At her bloomers, I almost gave up. I could not think of a way to tug down the raggedy elastic waistband of those underpants without trampling on a lifetime of propriety and deference. Front or back, any way she turned, Grandma would be utterly exposed.

Grandma faced me. She leaned heavily on my shoulder with her left hand; with her right she pulled at one side and then the other of the waistband, until the panties were at her knees. With her hand still on my shoulder, I knelt and pulled them all the way down, then steadied her as she stepped out of them. I stood and looked at my grandmother Anna. All the parts of her body that had been exposed to weather, wind and sun — the face I had known all my life, the arms, legs, chest, hands and feet — were browned and wrinkled, marked with rough patches and dozens of age spots. But from her breasts to her bottom, her skin was milky white and smooth as marble.

Grandma grabbed the bar at the side of the tub, and together we lowered her into the steaming, fragrant water. Her eyes were closed; for a minute she just sat, rippling the water with her fingertips. Then I soaped a washcloth and scrubbed her back; she soaped her arms and breasts and plunged the washcloth under the layer of bubbles, letting out a sly chuckle as she washed her “privates.” I lathered the back of her neck; shampooed her hair, rinsed and shampooed it again. As I massaged her scalp she let out little sighs of pleasure, in rhythm with the motion of my fingers. It occurred to me that no one had really touched Grandma in years and years and years; no more than a quick hug hello, a peck on the cheek good-bye. For nine months or so I bathed Grandma every other week. I grew less tentative; we developed a routine, and I brought her a bathrobe, and special soaps and lotions. But, there came a time when Grandma could not dress or feed herself, and had to move again. I still visited her, but there was less and less of her in the person I went to see. The harried aides had no time to take her to the bathroom; she was kept in diapers. She ate on their schedule and sat in her wheelchair till someone could bring her back to her room.

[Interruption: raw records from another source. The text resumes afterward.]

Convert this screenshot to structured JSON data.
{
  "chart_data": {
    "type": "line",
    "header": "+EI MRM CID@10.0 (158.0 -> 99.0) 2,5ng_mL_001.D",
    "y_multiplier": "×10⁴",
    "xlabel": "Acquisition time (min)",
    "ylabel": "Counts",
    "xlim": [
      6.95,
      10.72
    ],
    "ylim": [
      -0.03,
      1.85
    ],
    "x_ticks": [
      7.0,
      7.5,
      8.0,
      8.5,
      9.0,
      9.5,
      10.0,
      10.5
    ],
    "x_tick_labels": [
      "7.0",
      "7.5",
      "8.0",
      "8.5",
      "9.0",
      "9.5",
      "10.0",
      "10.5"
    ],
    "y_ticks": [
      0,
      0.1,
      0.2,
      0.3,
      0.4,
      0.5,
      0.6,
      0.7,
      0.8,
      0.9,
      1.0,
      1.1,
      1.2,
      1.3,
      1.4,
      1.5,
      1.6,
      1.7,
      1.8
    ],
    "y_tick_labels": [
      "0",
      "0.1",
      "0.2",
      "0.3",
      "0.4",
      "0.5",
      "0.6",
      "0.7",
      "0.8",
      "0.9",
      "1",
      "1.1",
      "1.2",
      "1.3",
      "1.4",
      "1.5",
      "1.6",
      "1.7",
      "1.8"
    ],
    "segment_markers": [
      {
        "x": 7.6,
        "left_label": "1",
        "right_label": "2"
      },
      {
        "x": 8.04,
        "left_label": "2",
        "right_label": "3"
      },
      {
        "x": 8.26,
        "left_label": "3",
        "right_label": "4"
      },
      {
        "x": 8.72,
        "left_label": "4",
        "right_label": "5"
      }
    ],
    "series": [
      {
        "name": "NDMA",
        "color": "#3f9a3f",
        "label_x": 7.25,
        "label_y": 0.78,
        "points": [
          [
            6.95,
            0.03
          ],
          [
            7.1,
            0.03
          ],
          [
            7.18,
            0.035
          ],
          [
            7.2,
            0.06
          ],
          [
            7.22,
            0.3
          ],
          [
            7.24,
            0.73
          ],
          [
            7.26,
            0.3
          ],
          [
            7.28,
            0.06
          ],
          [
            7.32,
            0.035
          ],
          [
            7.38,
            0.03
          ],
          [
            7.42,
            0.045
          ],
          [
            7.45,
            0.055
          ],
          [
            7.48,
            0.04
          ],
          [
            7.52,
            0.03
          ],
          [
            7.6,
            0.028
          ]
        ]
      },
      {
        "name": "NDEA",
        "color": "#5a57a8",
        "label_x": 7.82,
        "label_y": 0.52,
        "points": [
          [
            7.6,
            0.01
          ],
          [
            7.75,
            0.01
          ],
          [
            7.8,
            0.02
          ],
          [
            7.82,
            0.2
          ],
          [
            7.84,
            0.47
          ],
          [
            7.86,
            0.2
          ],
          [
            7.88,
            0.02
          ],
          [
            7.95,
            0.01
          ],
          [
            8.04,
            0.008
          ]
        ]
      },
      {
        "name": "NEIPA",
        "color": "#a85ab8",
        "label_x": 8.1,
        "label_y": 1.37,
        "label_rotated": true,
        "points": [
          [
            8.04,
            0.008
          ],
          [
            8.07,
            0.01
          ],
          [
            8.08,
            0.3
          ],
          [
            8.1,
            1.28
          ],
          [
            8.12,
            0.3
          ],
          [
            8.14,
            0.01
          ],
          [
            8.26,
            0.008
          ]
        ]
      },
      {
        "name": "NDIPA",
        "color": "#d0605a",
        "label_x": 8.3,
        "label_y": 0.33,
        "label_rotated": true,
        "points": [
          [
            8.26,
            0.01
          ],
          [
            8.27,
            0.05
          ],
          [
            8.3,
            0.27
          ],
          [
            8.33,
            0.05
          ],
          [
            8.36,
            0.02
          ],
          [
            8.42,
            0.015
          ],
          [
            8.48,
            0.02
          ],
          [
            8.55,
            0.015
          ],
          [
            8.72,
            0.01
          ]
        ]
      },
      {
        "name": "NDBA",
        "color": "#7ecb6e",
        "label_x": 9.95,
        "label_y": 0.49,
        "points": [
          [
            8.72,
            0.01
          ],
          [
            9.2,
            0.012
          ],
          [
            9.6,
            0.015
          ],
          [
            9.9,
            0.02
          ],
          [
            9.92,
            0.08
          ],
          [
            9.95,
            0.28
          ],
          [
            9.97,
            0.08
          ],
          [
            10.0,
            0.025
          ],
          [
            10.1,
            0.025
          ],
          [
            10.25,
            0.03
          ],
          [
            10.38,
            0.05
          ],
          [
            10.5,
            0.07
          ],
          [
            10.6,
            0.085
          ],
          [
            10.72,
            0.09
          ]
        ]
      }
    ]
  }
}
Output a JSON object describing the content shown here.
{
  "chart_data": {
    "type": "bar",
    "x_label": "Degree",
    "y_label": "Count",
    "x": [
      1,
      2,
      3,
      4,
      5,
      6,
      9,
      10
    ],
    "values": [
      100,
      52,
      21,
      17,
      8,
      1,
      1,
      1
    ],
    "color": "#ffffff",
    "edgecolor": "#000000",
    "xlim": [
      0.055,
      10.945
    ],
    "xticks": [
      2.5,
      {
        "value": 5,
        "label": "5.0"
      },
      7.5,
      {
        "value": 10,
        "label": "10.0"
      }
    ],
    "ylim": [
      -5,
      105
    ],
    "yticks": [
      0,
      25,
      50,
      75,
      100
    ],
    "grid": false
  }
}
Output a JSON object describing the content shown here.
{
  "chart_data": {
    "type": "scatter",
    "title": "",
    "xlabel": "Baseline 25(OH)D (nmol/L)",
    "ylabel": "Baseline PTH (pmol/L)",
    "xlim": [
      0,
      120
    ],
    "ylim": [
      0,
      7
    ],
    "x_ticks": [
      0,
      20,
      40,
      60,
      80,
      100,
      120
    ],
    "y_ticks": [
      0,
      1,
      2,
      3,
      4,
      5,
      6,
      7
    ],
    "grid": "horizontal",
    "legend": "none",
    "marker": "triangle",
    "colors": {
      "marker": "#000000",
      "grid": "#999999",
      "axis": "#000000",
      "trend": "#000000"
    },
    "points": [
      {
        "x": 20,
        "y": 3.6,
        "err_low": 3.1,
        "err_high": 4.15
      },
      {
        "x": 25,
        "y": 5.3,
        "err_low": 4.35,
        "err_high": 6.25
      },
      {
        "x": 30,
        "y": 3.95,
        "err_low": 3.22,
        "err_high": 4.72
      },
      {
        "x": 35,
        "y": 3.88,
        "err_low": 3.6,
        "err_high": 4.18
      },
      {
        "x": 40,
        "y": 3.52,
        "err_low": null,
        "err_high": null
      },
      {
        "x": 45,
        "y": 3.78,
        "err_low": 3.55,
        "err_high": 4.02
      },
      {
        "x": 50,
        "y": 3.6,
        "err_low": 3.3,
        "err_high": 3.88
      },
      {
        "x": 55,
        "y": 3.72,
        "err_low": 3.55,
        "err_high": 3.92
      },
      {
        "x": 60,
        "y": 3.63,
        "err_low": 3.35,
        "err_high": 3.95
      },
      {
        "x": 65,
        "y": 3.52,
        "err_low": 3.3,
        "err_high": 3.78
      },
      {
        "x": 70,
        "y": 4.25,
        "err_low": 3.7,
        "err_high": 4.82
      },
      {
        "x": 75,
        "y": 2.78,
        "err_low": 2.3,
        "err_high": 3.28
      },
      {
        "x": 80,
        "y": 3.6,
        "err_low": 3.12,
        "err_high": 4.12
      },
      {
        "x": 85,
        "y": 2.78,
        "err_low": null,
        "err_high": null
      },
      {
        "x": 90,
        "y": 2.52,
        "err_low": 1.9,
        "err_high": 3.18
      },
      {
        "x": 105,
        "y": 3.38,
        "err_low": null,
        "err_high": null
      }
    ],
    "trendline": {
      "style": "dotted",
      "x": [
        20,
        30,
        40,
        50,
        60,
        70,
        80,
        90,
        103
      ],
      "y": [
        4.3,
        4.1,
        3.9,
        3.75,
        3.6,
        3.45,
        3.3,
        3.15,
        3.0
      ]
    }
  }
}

Many times I would enter the day room on a visit and her face would brighten.

“Ruthie!” she would happily cry out; and I would sidestep my hurt that she mistook me for her long dead niece, and be glad that at least Ruthie’s visit had cheered her up.

One day I sat with Grandma as she nodded in the lounge. Her gray hair was frizzled and unkempt; her chin rested on her chest. “Grandma,” I said, more to myself than to her, “Grandma, remember when I used to give you a bath?”

She stirred and lifted her head, and I saw that she recognized me. She gripped the armrests of her wheelchair and pulled herself up till she was sitting almost erect. She looked straight at me. “You gave me a bath?” she said, indignant. Placing a finger in the center of my chest, she poked me once, hard. “I gave you a bath.”

Alice Shechter was the director of Camp Kinderland for 25 years, and now works part time in their New York office. She lives in Williamsburg, Brooklyn.